Tu e o @Duarte Sousa acertaram em cheio na máxima para Tomar. Falhei por -0,1°C!!


----------



## 1337 (6 Ago 2016 às 21:26)

Tiagolco disse:


> Tu e o @Duarte Sousa acertaram em cheio na máxima para Tomar. Falhei por -0,1°C!!


Cuidado que só amanhã é que se sabe isso ao certo.


----------



## Ruipedroo (6 Ago 2016 às 21:30)

1337 disse:


> Cuidado que só amanhã é que se sabe isso ao certo.


Exacto. Estes gráficos do IPMA apenas mostram a temperatura horária e não nenhum valor absoluto.
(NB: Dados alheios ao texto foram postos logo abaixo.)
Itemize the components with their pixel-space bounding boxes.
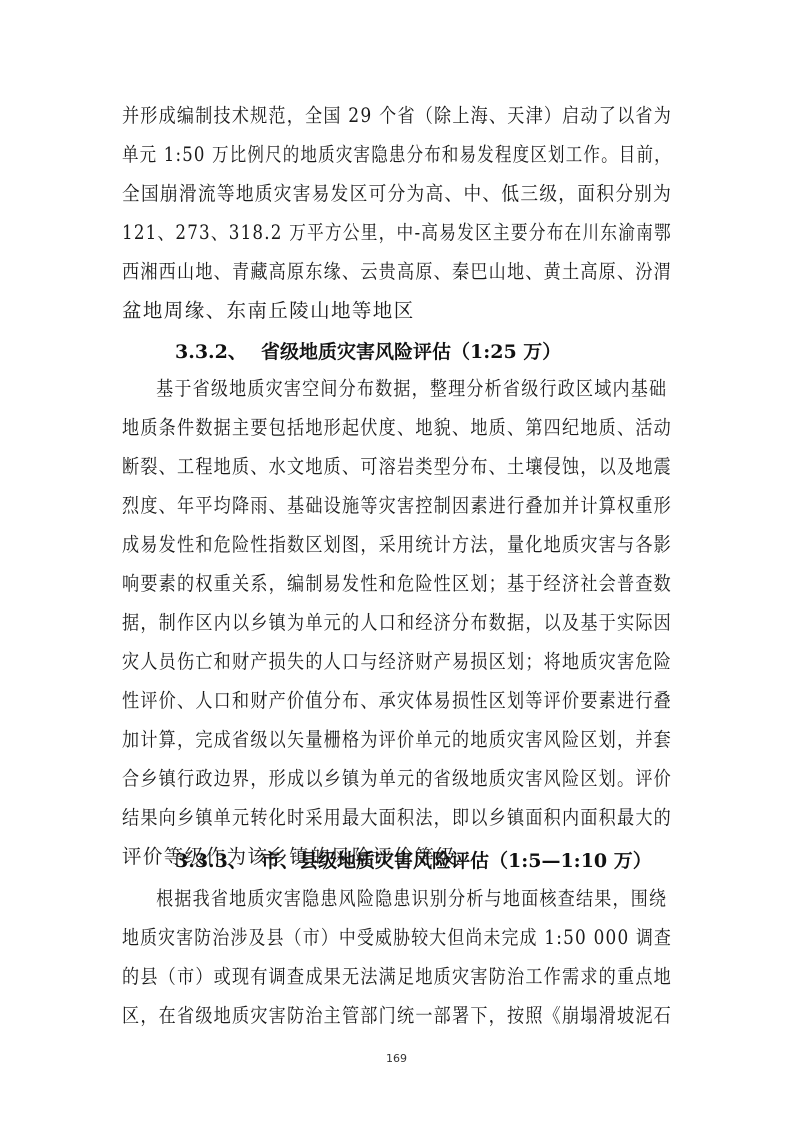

A real temperatura máxima e mínima só se sabe amanhã.


----------



## TiagoLC (6 Ago 2016 às 21:35)

1337 disse:


> Cuidado que só amanhã é que se sabe isso ao certo.





Ruipedroo disse:


> Exacto. Estes gráficos do IPMA apenas mostram a temperatura horária e não nenhum valor absoluto. A real temperatura máxima e mínima só se sabe amanhã.


 peço desculpa. Ainda há esperança então.


----------



## David sf (6 Ago 2016 às 21:40)

Thomar disse:


> Ui!...
> Em 12 estações, se for a olhar para os dados disponíveis do IPMA, falharia ou falharei as máximas previstas em +2ºC em 9 estações...
> Nem no "TOP 100" entrarei!
> Só escapam as estações de Tomar, Viseu e Aljezur.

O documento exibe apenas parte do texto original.